Entreprendre - Faut-il faire évoluer les institutions de la Vème République pour réconcilier les Français avec la politique ?

Extraits du livre d’Axel Rückert, Faire réussir la France que j’aime, propositions du plus Français des Allemands, disponible sur www.fairereussirlafrancequejaime.com et sur Amazon

L’arrivée au pouvoir d’Emmanuel Macron et ses déclarations du « ni de gauche, ni de droite », du « en même temps » et ses débauchages progressifs chez d’autres partis – surtout les Républicains – ont certes fait exploser les partis de gouvernement traditionnels, mais n’ont amené aucune reconfiguration durable du spectre politique.

À ceci près, que sa politique de louvoiement au centre (droit), associée à son manque de considération pour les problèmes de tous les jours des Français, a conduit à une forte montée des extrêmes, réunissant au premier tour des élections présidentielles plus de 60% des voix.

 Et même le deuxième tour, gagné avec une avance toujours assez confortable, n’a pas effacé le fait qu’il s’agit, comme le faisait remarquer, à tort ou à raison, Jean-Luc Mélenchon, du Président le plus mal élu de la cinquième République : sa réélection avec 58,5% des voix exprimées, 6% de votes blancs ou nuls, 28% d’abstentions et compte tenu de 5% de non-inscrits parmi la population ayant le droit de vote, correspond à moins de 40% des Français qui, ayant donné leur voix a Emmanuel Macron, constituent sa base démocratique. De là à redouter l’opposition des plus de 60% n’ayant pas voté pour Emmanuel Macron, s’opposer « légitimement » (et avec violence ?) à ses projets de réforme, il n’y a qu’un pas.

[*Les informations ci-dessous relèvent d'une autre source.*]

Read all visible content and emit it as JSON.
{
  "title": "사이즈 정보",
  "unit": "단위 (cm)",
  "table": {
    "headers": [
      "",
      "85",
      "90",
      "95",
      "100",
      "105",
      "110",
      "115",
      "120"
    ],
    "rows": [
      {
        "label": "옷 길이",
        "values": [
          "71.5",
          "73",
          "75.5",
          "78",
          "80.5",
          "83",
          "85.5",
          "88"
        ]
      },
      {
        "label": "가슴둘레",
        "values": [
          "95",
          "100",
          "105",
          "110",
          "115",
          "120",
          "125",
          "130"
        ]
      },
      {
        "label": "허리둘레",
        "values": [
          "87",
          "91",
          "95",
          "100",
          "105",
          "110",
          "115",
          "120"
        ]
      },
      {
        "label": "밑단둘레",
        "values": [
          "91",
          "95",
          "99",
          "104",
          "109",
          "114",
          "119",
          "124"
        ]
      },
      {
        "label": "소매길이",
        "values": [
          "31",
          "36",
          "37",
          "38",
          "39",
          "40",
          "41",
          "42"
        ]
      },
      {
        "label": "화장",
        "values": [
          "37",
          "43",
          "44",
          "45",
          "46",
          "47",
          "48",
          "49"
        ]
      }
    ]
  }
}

 En attendant ces changements complexes des institutions, cela ne surprendra personne, la méfiance des Français vis à vis de la classe politique – dirigeants et institutions – a continuellement augmenté et atteint un niveau dramatique. Dans toutes les enquêtes – IPSOS /Argus de la Presse, Opinion Way pour Sciences Po, CEVIPOV, etc.- le Président de la République et le gouvernement, mais également les partis politiques battent les records de défiance, et il ne reste que les maires et les instances locales qui conservent un niveau de confiance satisfaisant. Autre décrochage : avec seulement 49%, les Français sont les derniers de l’Europe à s’intéresser à la Politique (par rapport à 79% en Allemagne). Leur taux de participation aux élections, en baisse constante et atteignant désormais un niveau où le premier parti est celui des abstentionnistes, témoigne de leur implication de plus en plus faible dans la vie politique. Comment a-t-on pu arriver là ?

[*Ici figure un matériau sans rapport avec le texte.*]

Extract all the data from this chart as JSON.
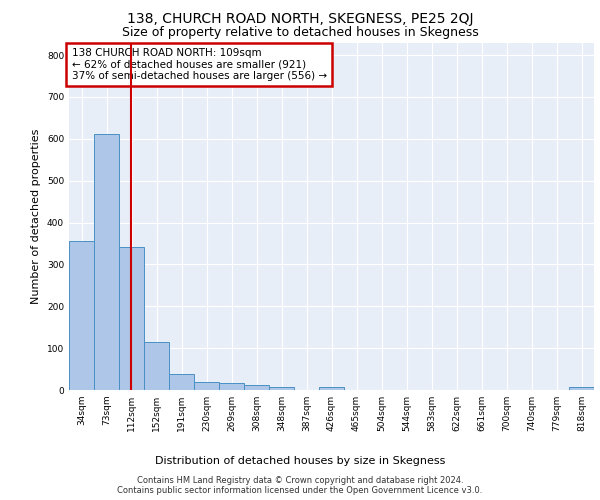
{
  "title": "138, CHURCH ROAD NORTH, SKEGNESS, PE25 2QJ",
  "subtitle": "Size of property relative to detached houses in Skegness",
  "xlabel": "Distribution of detached houses by size in Skegness",
  "ylabel": "Number of detached properties",
  "footer_line1": "Contains HM Land Registry data © Crown copyright and database right 2024.",
  "footer_line2": "Contains public sector information licensed under the Open Government Licence v3.0.",
  "annotation_line1": "138 CHURCH ROAD NORTH: 109sqm",
  "annotation_line2": "← 62% of detached houses are smaller (921)",
  "annotation_line3": "37% of semi-detached houses are larger (556) →",
  "bar_labels": [
    "34sqm",
    "73sqm",
    "112sqm",
    "152sqm",
    "191sqm",
    "230sqm",
    "269sqm",
    "308sqm",
    "348sqm",
    "387sqm",
    "426sqm",
    "465sqm",
    "504sqm",
    "544sqm",
    "583sqm",
    "622sqm",
    "661sqm",
    "700sqm",
    "740sqm",
    "779sqm",
    "818sqm"
  ],
  "bar_values": [
    357,
    612,
    341,
    115,
    38,
    20,
    17,
    12,
    7,
    0,
    7,
    0,
    0,
    0,
    0,
    0,
    0,
    0,
    0,
    0,
    7
  ],
  "bar_color": "#aec6e8",
  "bar_edge_color": "#4a90c4",
  "property_line_x": 1.97,
  "ylim": [
    0,
    830
  ],
  "plot_bg_color": "#e8eef8",
  "grid_color": "#ffffff",
  "annotation_box_edge_color": "#cc0000",
  "red_line_color": "#cc0000",
  "title_fontsize": 10,
  "subtitle_fontsize": 9,
  "ylabel_fontsize": 8,
  "xlabel_fontsize": 8,
  "tick_fontsize": 6.5,
  "footer_fontsize": 6,
  "annotation_fontsize": 7.5
}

 Il y a d’abord le sentiment des Français d’avoir de moins en moins la main sur leurs destinées et que voter ne change absolument rien. Car
« depuis longtemps, la technocratie s’est substituée au pouvoir politique en le contaminant au point que nous assistons, depuis quelques années, à une technocratisation des gouvernants ».[1] « Entre l’influence de la technocratie nationale et celle de Bruxelles, nous n’avons plus vraiment la main sur nos destinés ! ».[2]

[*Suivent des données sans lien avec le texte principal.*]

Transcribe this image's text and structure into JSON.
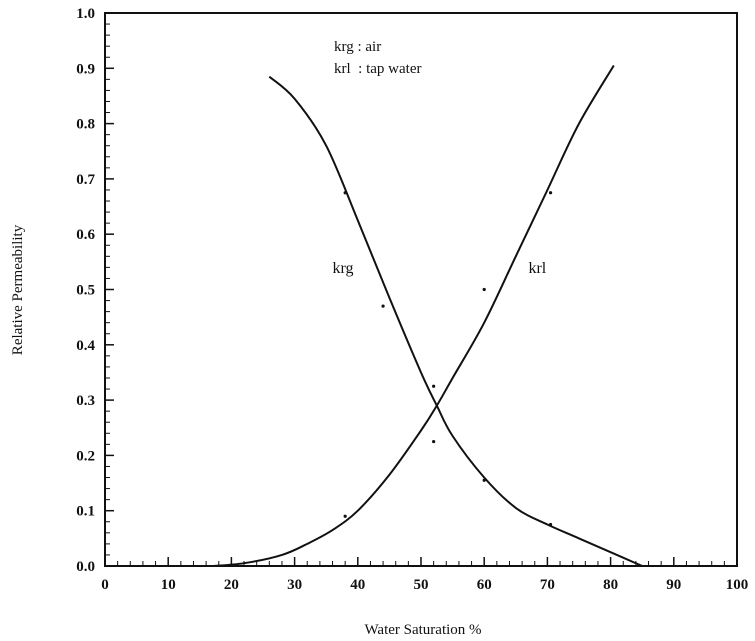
{
  "chart_data": {
    "type": "line",
    "title": "",
    "xlabel": "Water Saturation %",
    "ylabel": "Relative Permeability",
    "xlim": [
      0,
      100
    ],
    "ylim": [
      0,
      1.0
    ],
    "grid": false,
    "x_ticks": [
      0,
      10,
      20,
      30,
      40,
      50,
      60,
      70,
      80,
      90,
      100
    ],
    "x_tick_labels": [
      "0",
      "10",
      "20",
      "30",
      "40",
      "50",
      "60",
      "70",
      "80",
      "90",
      "100"
    ],
    "y_ticks": [
      0,
      0.1,
      0.2,
      0.3,
      0.4,
      0.5,
      0.6,
      0.7,
      0.8,
      0.9,
      1.0
    ],
    "y_tick_labels": [
      "0.0",
      "0.1",
      "0.2",
      "0.3",
      "0.4",
      "0.5",
      "0.6",
      "0.7",
      "0.8",
      "0.9",
      "1.0"
    ],
    "legend": {
      "placement": "top-center",
      "entries": [
        "krg : air",
        "krl  : tap water"
      ]
    },
    "series": [
      {
        "name": "krg",
        "label_at": [
          36,
          0.53
        ],
        "x": [
          26,
          30,
          35,
          40,
          45,
          50,
          52.5,
          55,
          60,
          65,
          70,
          75,
          80,
          85
        ],
        "y": [
          0.885,
          0.845,
          0.76,
          0.625,
          0.485,
          0.35,
          0.29,
          0.235,
          0.16,
          0.105,
          0.075,
          0.05,
          0.025,
          0.0
        ]
      },
      {
        "name": "krl",
        "label_at": [
          67,
          0.53
        ],
        "x": [
          17,
          22,
          28,
          32,
          36,
          40,
          45,
          50,
          52.5,
          55,
          60,
          65,
          70,
          75,
          80.5
        ],
        "y": [
          0.0,
          0.005,
          0.02,
          0.04,
          0.065,
          0.1,
          0.165,
          0.245,
          0.29,
          0.34,
          0.44,
          0.56,
          0.68,
          0.8,
          0.905
        ]
      }
    ],
    "points": [
      {
        "x": 38,
        "y": 0.675
      },
      {
        "x": 44,
        "y": 0.47
      },
      {
        "x": 52,
        "y": 0.325
      },
      {
        "x": 52,
        "y": 0.225
      },
      {
        "x": 60,
        "y": 0.5
      },
      {
        "x": 60,
        "y": 0.155
      },
      {
        "x": 70.5,
        "y": 0.675
      },
      {
        "x": 70.5,
        "y": 0.075
      },
      {
        "x": 38,
        "y": 0.09
      }
    ]
  }
}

 Puis, comme souligné par le panel des citoyens abstentionnistes dans l’émission « Mission Convaincre » de David Pujadas et Ruth Elkrief sur LCI, leur absence de vote est motivée par la distance accrue et même l’incompréhension totale entre le discours des politiques et les préoccupations quotidiennes des citoyens dans la vraie vie. Et l’habitude de ces derniers de faire d’importantes et de nombreuses promesses qui, comme le dit le proverbe, n’engagent que ceux qui y croient. Mais aussi les nombreuses affaires de justice et leur couverture médiatique intense et sans véritable respect de la présomption d’innocence : affaires Balladur, Baroin, Sarkozy, Fillon, Tapie et plus récemment, avec condamnations sévères, Guéant, les époux Balkany, etc.

 Les résultats des élections législatives du mois de juin, date à laquelle ce livre est parti à l’imprimerie, risquent de compliquer encore davantage la capacité du Président à gouverner la France. L’absence d’une majorité absolue à l’Assemblée pour les Députés de la République en Marche oblige le Président, soit de rechercher un accord de gouvernement avec une autre formation politique ou un nombre important de députés d’autres sensibilités, soit de trouver des alliances au coup par coup en fonction des projets de lois. Et de vivre avec le risque d’être forcé dans une cohabitation en cas de dissolution de l’Assemblée, comme cela fut le cas après la dissolution « ratée » de l’Assemblée par Jacques Chirac en 1997 et, aux élections législatives, l’arrivée d’une majorité parlementaire de gauche et la nomination de Lionel Jospin comme Premier Ministre.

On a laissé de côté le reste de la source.